Koronavirüsün bu şekilde bitmeyeceğini, bir yerde sıkıştırıp yayılımı önlemediği takdirde sürekli yeni varyantların gelişeceğini ifade eden Ceyhan, "Daha önce aşı veya hastalık ile kazanılan bağışıklık da maalesef bu varyantlara tam olarak engel olamıyor. Dolayısıyla şu an koronavirüsün azalması için bir neden de yok zaten" tespitini yaptı.
Mehmet Ceyhan / Fotoğraf: AA
"Dünyanın her tarafında aşının etkinliğine karşı şüpheler var"

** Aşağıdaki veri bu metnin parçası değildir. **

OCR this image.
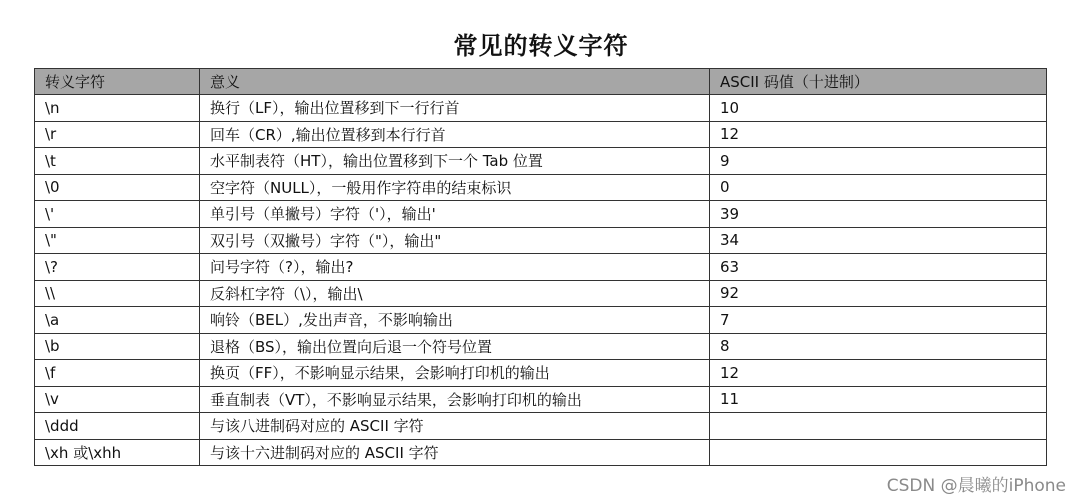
常见的转义字符
转义字符	意义	ASCII 码值（十进制）
\n	换行（LF），输出位置移到下一行行首	10
\r	回车（CR）,输出位置移到本行行首	12
\t	水平制表符（HT），输出位置移到下一个 Tab 位置	9
\0	空字符（NULL），一般用作字符串的结束标识	0
\'	单引号（单撇号）字符（'），输出'	39
\"	双引号（双撇号）字符（"），输出"	34
\?	问号字符（?），输出?	63
\\	反斜杠字符（\），输出\	92
\a	响铃（BEL）,发出声音，不影响输出	7
\b	退格（BS），输出位置向后退一个符号位置	8
\f	换页（FF），不影响显示结果，会影响打印机的输出	12
\v	垂直制表（VT），不影响显示结果，会影响打印机的输出	11
\ddd	与该八进制码对应的 ASCII 字符	
\xh 或\xhh	与该十六进制码对应的 ASCII 字符	
CSDN @晨曦的iPhone
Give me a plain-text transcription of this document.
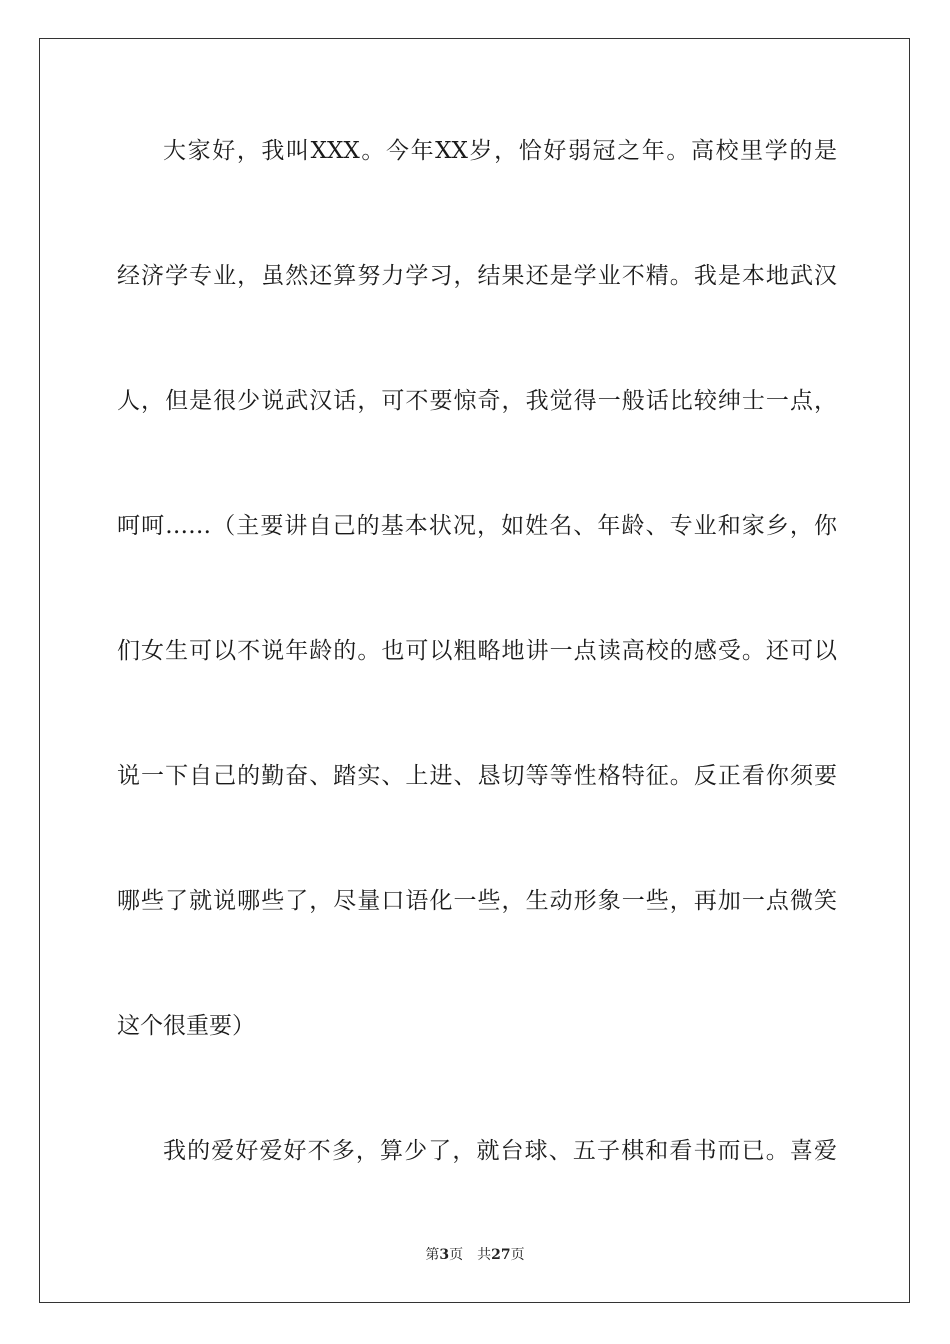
大家好，我叫XXX。今年XX岁，恰好弱冠之年。高校里学的是
经济学专业，虽然还算努力学习，结果还是学业不精。我是本地武汉
人，但是很少说武汉话，可不要惊奇，我觉得一般话比较绅士一点，
呵呵……（主要讲自己的基本状况，如姓名、年龄、专业和家乡，你
们女生可以不说年龄的。也可以粗略地讲一点读高校的感受。还可以
说一下自己的勤奋、踏实、上进、恳切等等性格特征。反正看你须要
哪些了就说哪些了，尽量口语化一些，生动形象一些，再加一点微笑
这个很重要）
我的爱好爱好不多，算少了，就台球、五子棋和看书而已。喜爱
第3页 共27页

Turkovac aşısı için zamanında "yeteri kadar çalışılıp veri elde edilmeden piyasaya sunuldu" dediklerini ve bu nedenle kimilerinin "vay bunlar yerli aşıya karşı" gibi sözlerle karşılaştıklarını anımsatan Prof. Dr. Ceyhan, "Ama sonra aradan aylar neredeyse bir yıl geçti ve aşı herhangi bir ülke ya da otoriteden ruhsatı alamadı. Sadece bizde değil, dünyanın her tarafında aşının etkinliğine karşı şüpheler var" dedi ve sözlerini şöyle tamamladı:
Çünkü bir aşının geliştirilmesi ve dünyada uygulanmasının belli şartları var. Bilinmeyen şeyler değil, bilimin kanunları bunlar. Nasıl ki siz anayasayı değiştiremiyorsanız bu da değişmiyor. Sinovac aşısını aynı şekilde taklit ettik. Yani Çinlilerin geliştirip bizim de işte uzun süre kullandığımız aşının aynısını yapmaya çalıştık. Bu faz 1,2 ve 3 dediğimiz aşamalarda 3 farklı çalışmanın yapılması gerekiyordu ama maalesef neden olmadığını bilmiyoruz. Başta 40 bin vakalık bir faz 3 çalışması planlandı. Başlandı ama bin 200 vakaya gelindiğinde ‘artık çalışmaya gerek duymuyoruz" denildi ve insan çalışması olmayan, ruhsat için yeterli kriterleri taşımayan bir aşı yaptık. Şu anda bu aşı ne kadar etkidir, özellikle yeni çıkan varyantlarda etkili midir? Doğrusu elimizde hiçbir veri yok."